I highly recommend reading all of Etmanov’s interview on In Defense of Marxism.

Finally, its not just Russian autoworkers who are organizing.  So are Russian prisoners.  ON July 6 over 100 former Russian political prisoners gathered for the First Congress of Political Prisoners in Moscow. The result was the formation of the Union of Prisoners, which in the words of Edward Limonov, “will gather, not only political prisoners, but will defend the rights of all prisoners and ex-prisoners.” Limonov also proposes the creation of A Day of Prisoners for September 14.  He also plans on turning his National Bolshevik Party toward organizing prisoners.  Limonov clearly knows his history.  Prison is indeed a transformative revolutionary experience.  Any bonafide Old Bolshevik did a stint in prison or exile.  Prison hardened the Bolshevik soul and spirit.  Apparently many of Limonov’s young charges are undergoing the same process.
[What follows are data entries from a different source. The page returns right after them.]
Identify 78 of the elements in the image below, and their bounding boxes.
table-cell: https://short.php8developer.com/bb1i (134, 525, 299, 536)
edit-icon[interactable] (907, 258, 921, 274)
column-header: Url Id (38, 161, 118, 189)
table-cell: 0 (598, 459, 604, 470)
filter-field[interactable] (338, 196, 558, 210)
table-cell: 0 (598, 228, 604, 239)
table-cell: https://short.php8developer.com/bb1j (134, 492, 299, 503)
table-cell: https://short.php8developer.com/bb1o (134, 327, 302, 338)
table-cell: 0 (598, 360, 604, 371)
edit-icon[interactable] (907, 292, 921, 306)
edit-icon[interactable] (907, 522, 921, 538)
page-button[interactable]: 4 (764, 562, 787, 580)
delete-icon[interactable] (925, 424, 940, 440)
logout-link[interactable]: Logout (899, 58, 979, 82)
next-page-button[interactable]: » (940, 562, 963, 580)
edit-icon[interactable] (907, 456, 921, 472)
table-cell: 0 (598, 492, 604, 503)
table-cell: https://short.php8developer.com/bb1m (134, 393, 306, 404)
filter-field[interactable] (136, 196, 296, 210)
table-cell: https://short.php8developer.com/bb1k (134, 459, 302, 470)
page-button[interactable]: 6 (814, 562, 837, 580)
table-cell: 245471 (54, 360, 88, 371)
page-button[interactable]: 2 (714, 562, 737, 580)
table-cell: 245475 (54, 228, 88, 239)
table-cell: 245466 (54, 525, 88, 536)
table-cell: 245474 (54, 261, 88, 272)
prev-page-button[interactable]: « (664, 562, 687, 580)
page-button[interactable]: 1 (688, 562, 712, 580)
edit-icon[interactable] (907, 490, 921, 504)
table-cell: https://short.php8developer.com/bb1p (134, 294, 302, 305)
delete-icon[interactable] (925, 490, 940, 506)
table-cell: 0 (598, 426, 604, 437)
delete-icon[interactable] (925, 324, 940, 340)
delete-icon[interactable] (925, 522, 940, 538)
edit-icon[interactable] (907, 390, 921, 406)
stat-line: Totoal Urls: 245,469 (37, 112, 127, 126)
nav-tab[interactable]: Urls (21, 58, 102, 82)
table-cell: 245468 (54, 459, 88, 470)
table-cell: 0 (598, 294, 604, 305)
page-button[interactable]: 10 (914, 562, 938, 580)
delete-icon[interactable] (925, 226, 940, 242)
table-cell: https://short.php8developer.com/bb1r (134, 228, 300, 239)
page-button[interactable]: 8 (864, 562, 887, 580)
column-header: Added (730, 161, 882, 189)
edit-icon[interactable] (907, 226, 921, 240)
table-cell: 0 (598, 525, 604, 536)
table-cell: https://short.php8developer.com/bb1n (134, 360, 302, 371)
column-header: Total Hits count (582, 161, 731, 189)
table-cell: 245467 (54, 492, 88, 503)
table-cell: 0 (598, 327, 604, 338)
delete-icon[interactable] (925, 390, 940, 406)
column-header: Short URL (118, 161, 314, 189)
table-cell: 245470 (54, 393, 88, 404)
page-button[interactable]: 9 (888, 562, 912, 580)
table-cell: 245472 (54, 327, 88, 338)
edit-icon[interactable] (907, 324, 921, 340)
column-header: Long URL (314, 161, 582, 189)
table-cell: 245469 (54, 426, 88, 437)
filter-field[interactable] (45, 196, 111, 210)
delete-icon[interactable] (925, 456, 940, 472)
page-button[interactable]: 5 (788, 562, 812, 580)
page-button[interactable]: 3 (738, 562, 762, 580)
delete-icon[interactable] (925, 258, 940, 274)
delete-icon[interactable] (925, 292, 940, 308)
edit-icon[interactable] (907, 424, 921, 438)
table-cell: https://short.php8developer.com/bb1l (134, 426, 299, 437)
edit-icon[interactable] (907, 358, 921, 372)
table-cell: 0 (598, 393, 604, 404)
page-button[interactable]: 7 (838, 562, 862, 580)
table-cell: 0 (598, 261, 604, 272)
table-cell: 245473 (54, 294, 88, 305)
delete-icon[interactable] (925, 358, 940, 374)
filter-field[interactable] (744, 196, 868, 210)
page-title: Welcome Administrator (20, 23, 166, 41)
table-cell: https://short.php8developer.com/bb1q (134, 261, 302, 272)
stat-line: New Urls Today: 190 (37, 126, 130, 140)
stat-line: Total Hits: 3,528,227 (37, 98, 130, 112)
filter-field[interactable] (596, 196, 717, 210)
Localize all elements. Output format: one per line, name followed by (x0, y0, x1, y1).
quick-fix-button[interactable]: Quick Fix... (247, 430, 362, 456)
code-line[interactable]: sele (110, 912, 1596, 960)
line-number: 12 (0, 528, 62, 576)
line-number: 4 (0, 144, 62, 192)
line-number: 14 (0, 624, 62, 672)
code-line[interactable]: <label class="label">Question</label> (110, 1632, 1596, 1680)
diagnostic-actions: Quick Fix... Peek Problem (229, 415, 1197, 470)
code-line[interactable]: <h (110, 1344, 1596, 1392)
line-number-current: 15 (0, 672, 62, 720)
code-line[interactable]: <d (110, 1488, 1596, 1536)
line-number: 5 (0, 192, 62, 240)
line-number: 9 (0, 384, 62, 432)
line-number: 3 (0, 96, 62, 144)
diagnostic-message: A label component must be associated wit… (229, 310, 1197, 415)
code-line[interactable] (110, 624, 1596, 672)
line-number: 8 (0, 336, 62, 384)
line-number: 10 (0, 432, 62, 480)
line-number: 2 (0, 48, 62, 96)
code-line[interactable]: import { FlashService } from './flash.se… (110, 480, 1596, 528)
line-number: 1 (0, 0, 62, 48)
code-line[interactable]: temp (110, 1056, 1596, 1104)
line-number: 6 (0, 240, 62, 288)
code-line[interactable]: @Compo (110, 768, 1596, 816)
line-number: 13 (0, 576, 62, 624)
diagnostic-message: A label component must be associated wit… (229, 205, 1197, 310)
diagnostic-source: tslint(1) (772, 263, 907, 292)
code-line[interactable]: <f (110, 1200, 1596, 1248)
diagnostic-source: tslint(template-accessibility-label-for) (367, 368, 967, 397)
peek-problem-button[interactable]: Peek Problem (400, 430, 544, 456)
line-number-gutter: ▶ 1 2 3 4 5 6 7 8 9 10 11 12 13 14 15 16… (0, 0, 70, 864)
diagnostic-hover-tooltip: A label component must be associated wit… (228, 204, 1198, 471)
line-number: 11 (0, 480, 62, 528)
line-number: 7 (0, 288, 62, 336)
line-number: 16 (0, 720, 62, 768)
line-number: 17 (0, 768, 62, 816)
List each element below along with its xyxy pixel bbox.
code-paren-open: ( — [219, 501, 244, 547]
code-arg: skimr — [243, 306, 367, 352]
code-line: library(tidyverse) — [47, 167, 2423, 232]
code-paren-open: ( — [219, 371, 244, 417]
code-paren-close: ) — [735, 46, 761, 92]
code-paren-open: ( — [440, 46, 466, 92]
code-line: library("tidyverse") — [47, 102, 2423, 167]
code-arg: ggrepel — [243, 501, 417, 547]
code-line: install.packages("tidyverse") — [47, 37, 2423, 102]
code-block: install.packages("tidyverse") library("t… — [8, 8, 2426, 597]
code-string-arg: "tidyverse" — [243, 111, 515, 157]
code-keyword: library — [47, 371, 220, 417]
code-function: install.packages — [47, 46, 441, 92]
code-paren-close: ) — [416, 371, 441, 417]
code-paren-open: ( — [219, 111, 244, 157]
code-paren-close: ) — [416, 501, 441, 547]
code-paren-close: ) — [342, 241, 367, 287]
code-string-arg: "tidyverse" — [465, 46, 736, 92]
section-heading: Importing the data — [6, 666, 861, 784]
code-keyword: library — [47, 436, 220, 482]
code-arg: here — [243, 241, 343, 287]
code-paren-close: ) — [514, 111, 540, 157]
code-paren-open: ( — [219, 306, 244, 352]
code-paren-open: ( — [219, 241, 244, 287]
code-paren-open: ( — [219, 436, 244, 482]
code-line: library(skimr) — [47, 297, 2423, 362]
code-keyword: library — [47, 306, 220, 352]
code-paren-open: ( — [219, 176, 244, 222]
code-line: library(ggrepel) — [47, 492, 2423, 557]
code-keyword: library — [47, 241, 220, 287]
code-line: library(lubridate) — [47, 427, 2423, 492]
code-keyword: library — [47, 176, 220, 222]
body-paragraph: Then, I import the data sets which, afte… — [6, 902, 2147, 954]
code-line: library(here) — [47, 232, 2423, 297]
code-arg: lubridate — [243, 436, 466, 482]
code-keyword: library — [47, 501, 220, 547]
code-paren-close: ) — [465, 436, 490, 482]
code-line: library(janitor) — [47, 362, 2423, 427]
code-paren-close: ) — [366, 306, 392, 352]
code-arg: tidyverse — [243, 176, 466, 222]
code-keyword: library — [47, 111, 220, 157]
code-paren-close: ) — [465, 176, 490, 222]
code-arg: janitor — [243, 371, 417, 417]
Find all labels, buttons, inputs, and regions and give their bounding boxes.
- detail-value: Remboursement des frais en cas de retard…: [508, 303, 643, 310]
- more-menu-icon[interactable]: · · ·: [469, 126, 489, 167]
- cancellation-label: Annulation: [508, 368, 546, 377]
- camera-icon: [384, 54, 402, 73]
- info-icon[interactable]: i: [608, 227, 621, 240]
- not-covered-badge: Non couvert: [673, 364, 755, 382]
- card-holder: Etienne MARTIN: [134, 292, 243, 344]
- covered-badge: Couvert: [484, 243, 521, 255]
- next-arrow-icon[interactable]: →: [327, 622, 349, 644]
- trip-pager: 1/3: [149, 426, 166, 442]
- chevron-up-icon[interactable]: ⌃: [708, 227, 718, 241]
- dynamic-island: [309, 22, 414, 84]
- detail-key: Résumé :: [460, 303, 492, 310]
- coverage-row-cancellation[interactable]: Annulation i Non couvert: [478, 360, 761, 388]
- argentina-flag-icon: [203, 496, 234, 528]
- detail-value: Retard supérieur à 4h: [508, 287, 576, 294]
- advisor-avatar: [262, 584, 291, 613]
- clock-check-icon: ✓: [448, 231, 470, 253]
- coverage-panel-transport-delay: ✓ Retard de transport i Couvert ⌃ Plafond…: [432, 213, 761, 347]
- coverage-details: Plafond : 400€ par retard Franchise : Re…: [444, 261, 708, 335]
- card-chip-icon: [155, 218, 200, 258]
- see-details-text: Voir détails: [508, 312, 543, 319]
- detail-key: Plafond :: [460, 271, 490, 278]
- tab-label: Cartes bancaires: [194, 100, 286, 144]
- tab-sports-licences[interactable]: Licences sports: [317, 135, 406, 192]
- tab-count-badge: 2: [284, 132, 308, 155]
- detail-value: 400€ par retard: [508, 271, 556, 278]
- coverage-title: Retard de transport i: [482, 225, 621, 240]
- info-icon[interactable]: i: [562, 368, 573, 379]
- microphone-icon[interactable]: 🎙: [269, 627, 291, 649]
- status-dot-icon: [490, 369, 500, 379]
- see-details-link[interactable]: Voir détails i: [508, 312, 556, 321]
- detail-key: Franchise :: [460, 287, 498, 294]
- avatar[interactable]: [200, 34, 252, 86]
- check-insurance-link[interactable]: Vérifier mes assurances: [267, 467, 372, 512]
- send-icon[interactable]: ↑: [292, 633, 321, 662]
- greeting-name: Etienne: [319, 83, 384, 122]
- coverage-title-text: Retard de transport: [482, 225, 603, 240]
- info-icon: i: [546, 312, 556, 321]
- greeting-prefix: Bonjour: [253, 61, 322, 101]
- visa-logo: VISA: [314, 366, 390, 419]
As Limonov says of Aleksei Makarov, who was recently released from prison. “Aleksei wasn’t yet 18 when he was arrested two years ago. He grew greatly in prison.”

If the Natsbol’s slogan is indeed “Yes, to death!” then nothing will harden that political will more than prison.

Russian prisons are of course nightmares.  They always have been and continue to be so.  For a run down on the conditions in prisons and the treatment of prisoners in Russia, I recommend checking out Robert Amsterdam’s excellent coverage of the issue. In particular, check out Grigory Pasko’s three part series “Life Behind Bars.”